There are many versions of the Novikov conjecture. One version states that, if $h\colon N\to M$ is an orientation-preserving homotopy equivalence between closed orientable manifolds, then for any discrete group $\pi$ and any map $f\colon M\to B\pi$, we have $$f_\ast\circ h_\ast({\mathcal L}_N \cap [N])=f_\ast({\mathcal L}_M\cap [M])$$ in $H_\ast(B\pi; {\mathbb Q})$.

Another version is the following: Suppose that $M$ is a closed oriented manifold of dimension $4k+i$ with fundamental group $\pi$. Let $f\colon M\to BG$ be a map and suppose that $\alpha\in H^i(B\pi; {\mathbb Q})$. Then the higher signature given by \begin{equation*} \mathrm{sig}_\alpha(M)\equiv \langle f^\ast(\alpha)\cup {\mathcal L}_M, [M]\rangle \end{equation*} is an oriented rational homotopy invariant.

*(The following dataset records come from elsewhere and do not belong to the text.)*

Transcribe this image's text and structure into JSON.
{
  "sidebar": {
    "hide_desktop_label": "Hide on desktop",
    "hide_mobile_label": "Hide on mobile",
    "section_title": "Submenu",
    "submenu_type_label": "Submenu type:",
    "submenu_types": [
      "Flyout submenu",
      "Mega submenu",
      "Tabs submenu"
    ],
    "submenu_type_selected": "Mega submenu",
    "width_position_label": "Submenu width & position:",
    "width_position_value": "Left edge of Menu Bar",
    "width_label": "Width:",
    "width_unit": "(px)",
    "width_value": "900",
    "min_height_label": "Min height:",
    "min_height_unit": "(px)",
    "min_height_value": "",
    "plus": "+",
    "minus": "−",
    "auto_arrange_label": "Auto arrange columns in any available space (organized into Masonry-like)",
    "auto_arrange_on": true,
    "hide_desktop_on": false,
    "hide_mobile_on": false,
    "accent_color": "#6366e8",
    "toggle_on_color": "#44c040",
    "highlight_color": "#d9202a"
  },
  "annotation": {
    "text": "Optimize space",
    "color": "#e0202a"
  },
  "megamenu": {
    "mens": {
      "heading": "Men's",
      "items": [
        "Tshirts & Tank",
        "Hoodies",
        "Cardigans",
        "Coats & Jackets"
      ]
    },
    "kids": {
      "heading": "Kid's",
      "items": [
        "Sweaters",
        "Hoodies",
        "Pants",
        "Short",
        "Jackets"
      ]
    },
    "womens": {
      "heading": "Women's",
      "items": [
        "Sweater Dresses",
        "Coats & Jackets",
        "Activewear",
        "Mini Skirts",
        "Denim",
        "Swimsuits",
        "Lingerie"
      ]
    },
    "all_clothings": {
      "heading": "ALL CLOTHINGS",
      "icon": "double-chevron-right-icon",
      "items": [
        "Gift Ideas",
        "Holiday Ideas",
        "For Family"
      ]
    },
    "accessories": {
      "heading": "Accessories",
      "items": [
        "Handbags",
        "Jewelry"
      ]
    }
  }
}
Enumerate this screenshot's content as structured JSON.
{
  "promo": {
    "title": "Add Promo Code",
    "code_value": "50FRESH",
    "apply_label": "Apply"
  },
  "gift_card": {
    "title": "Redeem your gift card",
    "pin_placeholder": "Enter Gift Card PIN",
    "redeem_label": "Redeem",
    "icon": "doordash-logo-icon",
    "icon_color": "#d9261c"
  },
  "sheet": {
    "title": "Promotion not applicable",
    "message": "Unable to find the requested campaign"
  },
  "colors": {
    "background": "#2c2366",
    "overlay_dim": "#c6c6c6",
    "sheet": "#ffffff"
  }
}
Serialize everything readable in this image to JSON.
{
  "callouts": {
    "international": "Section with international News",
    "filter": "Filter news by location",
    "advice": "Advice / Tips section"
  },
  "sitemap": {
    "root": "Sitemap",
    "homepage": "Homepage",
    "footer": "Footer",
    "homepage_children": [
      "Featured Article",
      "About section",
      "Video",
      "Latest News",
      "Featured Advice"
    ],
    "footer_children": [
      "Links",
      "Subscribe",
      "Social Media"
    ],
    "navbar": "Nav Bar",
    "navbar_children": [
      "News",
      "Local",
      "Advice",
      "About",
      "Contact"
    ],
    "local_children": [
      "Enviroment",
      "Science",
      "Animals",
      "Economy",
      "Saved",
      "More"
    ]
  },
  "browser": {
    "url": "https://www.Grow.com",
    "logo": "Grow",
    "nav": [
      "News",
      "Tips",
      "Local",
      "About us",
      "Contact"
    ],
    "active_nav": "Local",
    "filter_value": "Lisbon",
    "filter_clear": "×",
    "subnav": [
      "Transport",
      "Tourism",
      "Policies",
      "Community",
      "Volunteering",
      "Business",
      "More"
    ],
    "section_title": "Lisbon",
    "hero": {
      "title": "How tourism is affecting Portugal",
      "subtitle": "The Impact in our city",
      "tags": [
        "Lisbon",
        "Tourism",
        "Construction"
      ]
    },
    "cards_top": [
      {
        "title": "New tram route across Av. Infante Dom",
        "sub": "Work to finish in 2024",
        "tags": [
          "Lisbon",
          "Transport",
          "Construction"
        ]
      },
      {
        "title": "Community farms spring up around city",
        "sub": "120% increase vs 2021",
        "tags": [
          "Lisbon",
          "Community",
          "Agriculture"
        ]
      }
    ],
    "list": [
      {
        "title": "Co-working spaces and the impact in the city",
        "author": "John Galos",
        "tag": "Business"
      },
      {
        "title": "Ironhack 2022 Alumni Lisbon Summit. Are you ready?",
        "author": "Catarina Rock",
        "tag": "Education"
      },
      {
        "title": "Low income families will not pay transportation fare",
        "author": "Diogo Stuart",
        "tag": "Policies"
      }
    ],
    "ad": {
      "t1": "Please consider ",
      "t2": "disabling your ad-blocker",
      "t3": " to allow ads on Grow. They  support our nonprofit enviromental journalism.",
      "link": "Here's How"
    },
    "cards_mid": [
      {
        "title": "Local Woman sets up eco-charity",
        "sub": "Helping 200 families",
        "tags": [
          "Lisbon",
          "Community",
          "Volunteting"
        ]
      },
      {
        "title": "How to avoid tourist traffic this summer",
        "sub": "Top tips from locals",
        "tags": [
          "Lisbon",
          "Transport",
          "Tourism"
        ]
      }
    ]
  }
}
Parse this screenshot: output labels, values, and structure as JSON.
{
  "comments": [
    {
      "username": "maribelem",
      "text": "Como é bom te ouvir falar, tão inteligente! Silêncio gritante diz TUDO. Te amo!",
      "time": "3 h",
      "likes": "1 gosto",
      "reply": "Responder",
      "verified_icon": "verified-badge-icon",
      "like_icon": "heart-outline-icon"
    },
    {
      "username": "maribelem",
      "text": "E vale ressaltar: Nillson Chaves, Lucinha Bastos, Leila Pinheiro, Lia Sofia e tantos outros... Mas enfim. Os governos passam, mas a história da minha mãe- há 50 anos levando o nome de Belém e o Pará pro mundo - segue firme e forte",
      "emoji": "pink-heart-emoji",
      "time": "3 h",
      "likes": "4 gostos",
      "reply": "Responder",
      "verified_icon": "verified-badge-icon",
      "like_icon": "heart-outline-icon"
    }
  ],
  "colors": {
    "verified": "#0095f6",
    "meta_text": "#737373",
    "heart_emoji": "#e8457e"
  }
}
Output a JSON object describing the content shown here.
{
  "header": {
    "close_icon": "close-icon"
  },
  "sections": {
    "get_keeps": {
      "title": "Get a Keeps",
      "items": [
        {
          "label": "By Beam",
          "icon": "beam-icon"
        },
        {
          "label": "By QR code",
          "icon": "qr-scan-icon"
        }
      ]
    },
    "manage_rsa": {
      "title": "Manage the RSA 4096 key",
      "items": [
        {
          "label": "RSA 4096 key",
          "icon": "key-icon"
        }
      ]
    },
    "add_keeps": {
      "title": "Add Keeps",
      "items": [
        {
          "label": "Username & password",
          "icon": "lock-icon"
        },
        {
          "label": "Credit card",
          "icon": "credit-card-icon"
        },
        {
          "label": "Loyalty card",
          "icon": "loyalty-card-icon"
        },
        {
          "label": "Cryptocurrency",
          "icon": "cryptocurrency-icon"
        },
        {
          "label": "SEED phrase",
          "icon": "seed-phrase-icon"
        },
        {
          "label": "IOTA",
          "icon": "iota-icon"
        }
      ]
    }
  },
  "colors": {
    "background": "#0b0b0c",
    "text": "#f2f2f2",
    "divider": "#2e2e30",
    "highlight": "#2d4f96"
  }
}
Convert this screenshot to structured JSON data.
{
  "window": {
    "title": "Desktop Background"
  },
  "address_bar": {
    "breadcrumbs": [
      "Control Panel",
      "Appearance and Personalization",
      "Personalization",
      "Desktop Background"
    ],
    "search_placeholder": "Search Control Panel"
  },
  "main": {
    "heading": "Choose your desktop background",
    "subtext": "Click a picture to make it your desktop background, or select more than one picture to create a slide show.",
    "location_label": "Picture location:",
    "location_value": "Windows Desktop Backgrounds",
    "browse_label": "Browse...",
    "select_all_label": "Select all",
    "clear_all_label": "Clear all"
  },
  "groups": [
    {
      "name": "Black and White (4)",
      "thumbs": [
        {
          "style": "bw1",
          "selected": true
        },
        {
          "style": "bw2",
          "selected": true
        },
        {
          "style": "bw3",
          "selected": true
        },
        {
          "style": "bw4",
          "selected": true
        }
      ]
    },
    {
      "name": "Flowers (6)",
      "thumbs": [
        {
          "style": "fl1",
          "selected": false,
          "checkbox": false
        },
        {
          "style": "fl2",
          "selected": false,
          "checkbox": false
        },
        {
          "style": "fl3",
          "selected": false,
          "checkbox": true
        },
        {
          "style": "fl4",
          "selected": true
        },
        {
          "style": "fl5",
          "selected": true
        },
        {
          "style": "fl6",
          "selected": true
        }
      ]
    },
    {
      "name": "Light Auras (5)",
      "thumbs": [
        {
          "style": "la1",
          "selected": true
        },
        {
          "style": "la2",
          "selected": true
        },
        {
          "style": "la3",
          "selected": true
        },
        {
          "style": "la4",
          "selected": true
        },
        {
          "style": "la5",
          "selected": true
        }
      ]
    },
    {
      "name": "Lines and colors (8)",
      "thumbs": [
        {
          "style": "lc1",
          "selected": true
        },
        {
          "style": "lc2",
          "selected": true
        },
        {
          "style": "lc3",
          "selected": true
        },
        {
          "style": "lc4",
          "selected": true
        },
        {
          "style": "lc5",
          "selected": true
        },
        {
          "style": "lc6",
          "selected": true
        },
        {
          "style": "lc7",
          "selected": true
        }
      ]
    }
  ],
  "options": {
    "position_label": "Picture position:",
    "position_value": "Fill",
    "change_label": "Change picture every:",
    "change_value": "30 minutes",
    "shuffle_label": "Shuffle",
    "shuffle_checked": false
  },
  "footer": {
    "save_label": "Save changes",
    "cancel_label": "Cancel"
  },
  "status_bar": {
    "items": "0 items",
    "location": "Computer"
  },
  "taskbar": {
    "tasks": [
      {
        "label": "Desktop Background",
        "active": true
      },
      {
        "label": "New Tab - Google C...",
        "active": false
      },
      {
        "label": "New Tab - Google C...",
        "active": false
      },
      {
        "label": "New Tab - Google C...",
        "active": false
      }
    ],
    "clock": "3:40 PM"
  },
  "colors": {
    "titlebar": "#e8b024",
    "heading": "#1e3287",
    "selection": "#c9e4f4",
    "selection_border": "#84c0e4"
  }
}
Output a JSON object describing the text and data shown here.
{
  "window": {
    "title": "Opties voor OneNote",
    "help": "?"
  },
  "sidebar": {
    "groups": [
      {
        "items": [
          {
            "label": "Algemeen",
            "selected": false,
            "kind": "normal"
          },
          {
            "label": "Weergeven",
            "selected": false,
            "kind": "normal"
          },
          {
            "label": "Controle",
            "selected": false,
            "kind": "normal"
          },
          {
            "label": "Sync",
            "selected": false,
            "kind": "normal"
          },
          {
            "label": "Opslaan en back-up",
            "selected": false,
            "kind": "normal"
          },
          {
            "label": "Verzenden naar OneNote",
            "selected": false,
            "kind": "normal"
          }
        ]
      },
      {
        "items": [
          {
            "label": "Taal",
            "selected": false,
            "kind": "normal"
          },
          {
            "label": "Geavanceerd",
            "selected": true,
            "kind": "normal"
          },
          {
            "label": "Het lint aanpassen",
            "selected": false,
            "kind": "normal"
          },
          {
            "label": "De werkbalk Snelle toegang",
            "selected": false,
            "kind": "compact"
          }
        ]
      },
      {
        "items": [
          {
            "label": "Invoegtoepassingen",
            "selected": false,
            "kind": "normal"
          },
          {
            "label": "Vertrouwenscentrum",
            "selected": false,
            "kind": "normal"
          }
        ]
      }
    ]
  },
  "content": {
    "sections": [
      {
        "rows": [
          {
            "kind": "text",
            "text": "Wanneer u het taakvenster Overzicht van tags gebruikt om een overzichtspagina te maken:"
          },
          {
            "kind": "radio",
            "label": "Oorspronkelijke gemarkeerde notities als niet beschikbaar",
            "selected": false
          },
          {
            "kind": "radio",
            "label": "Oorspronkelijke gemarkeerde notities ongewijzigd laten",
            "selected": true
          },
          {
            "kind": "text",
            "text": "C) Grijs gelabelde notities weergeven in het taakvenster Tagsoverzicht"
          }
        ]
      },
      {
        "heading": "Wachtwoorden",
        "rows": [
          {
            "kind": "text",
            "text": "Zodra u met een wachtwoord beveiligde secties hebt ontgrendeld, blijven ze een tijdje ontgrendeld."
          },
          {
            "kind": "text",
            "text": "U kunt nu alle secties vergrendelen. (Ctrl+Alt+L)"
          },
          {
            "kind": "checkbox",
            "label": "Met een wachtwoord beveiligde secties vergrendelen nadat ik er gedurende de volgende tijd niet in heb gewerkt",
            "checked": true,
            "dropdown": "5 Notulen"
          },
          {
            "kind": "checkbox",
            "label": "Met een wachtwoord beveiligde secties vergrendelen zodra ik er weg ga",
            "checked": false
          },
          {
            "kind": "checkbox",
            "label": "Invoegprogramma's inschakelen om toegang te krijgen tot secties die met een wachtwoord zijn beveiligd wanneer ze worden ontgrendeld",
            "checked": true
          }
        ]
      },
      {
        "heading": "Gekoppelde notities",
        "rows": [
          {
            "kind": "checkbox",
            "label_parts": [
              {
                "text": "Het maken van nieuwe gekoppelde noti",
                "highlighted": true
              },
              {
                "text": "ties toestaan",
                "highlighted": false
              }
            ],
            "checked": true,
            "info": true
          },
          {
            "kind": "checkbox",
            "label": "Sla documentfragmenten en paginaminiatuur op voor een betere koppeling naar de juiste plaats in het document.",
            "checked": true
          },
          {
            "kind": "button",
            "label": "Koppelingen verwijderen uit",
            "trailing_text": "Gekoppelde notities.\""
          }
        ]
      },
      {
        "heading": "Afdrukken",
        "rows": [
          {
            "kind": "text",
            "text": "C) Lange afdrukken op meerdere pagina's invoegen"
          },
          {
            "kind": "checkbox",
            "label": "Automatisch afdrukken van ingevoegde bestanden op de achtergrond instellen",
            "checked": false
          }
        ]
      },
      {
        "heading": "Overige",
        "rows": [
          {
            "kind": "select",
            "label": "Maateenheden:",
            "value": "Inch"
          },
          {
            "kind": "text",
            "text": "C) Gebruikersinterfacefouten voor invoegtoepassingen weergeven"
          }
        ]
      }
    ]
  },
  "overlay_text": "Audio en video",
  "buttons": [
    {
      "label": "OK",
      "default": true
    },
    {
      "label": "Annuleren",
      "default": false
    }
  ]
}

Note: The map $f\colon M\to B\pi$ induces an isomorphism on the fundamental group in the theorem, but the Novikov conjecture does not require an isomorphism.

My question is: how does the theorem in his paper serve as a (partial) converse to Novikov? Maybe it's just a matter of playing with cup and cap products and sliding symbols around but I couldn't get things to match up. Thanks for reading. [Apologies for any typos.]